Overview of Algorithms

This section will provide an overview of the algorithm form by each objectives provided by AdvancedVI.

Evidence Lower Bound Maximization

Evidence lower bound (ELBO) maximization^[JGJS1999] is a general family of algorithms that minimize the exclusive (or reverse) Kullback-Leibler (KL) divergence between the target distribution $\pi$ and a variational approximation $q_{\lambda}$. More generally, it aims to solve the problem

\[ \mathrm{minimize}_{q \in \mathcal{Q}}\quad \mathrm{KL}\left(q, \pi\right) \; ,\]

where $\mathcal{Q}$ is some family of distributions, often called the variational family.
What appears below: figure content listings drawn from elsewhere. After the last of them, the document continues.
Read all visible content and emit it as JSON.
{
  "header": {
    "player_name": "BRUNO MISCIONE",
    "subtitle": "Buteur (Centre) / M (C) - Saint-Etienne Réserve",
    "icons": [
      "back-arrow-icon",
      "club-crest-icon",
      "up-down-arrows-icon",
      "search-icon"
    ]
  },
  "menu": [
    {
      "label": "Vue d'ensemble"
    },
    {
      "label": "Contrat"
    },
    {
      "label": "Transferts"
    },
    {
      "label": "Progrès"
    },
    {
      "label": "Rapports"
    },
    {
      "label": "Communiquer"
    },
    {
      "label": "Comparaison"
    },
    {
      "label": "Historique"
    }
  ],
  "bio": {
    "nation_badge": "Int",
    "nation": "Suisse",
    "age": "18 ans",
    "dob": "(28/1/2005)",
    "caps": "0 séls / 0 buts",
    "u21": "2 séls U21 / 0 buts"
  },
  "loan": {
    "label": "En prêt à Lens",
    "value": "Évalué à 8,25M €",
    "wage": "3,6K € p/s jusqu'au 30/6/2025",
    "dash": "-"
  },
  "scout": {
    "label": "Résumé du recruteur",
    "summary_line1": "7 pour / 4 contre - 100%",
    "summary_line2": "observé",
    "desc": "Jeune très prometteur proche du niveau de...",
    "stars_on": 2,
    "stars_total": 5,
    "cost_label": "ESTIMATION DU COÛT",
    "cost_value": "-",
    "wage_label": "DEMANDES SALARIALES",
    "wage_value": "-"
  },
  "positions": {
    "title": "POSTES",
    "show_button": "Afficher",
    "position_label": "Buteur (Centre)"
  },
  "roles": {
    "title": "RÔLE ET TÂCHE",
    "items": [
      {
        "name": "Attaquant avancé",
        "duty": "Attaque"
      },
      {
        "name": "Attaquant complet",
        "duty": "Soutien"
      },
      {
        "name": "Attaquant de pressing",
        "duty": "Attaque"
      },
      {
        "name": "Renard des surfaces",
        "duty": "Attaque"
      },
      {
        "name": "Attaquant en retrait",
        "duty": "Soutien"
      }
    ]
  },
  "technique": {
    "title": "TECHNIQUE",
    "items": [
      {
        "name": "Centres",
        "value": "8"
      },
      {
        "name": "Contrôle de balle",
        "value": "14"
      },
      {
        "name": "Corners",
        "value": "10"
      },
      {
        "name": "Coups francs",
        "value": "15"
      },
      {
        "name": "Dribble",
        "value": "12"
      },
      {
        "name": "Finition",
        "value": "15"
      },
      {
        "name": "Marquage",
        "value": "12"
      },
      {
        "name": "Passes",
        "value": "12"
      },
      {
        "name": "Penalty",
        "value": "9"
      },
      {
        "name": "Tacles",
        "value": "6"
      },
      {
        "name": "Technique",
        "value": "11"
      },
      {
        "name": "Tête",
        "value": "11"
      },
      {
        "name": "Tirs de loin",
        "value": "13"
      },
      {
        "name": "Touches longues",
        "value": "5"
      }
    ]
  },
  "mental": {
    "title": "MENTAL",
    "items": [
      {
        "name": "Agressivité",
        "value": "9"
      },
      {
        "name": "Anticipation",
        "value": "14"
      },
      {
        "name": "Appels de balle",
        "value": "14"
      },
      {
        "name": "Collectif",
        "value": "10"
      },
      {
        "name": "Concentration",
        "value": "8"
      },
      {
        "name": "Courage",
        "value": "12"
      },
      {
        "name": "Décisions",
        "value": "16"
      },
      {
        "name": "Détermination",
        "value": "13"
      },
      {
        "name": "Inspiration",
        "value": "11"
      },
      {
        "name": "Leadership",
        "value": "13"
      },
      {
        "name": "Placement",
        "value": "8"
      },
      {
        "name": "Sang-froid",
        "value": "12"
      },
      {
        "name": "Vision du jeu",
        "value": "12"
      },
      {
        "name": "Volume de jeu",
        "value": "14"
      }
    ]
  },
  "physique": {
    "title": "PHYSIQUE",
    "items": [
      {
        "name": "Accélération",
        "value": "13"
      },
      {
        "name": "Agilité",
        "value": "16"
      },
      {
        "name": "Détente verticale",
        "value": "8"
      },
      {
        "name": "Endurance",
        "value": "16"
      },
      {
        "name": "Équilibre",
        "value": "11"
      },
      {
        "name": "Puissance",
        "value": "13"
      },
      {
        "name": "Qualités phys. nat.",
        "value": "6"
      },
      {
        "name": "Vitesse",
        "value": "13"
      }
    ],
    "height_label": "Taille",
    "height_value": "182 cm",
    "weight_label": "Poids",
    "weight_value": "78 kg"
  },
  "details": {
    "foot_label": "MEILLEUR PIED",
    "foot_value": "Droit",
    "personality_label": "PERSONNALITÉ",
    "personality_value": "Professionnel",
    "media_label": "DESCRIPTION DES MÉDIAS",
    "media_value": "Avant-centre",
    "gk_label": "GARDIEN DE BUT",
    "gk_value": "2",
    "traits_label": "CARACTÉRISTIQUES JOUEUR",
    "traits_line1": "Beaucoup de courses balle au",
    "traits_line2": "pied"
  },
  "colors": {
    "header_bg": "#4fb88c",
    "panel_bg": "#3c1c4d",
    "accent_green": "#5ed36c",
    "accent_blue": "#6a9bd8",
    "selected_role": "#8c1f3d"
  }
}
Since we usually only have access to the unnormalized densities of the target distribution $\pi$, we don't have direct access to the KL divergence. Instead, the ELBO maximization strategy maximizes a surrogate objective, the ELBO:

\[ \mathrm{ELBO}\left(q\right) \triangleq \mathbb{E}_{\theta \sim q} \log \pi\left(\theta\right) + \mathbb{H}\left(q\right),\]

which is equivalent to the KL up to an additive constant (the evidence). The ELBO and its gradient can be readily estimated through various strategies. Overall, ELBO maximization algorithms aim to solve the problem:

\[ \mathrm{minimize}_{q \in \mathcal{Q}}\quad -\mathrm{ELBO}\left(q\right).\]

Multiple ways to solve this problem exist, each leading to a different variational inference algorithm. AdvancedVI provides the following objectives:

• RepGradELBO: Implements the reparameterization gradient estimator of the ELBO gradient.
• ScoreGradELBO: Implements the score gradient estimator of the ELBO gradient.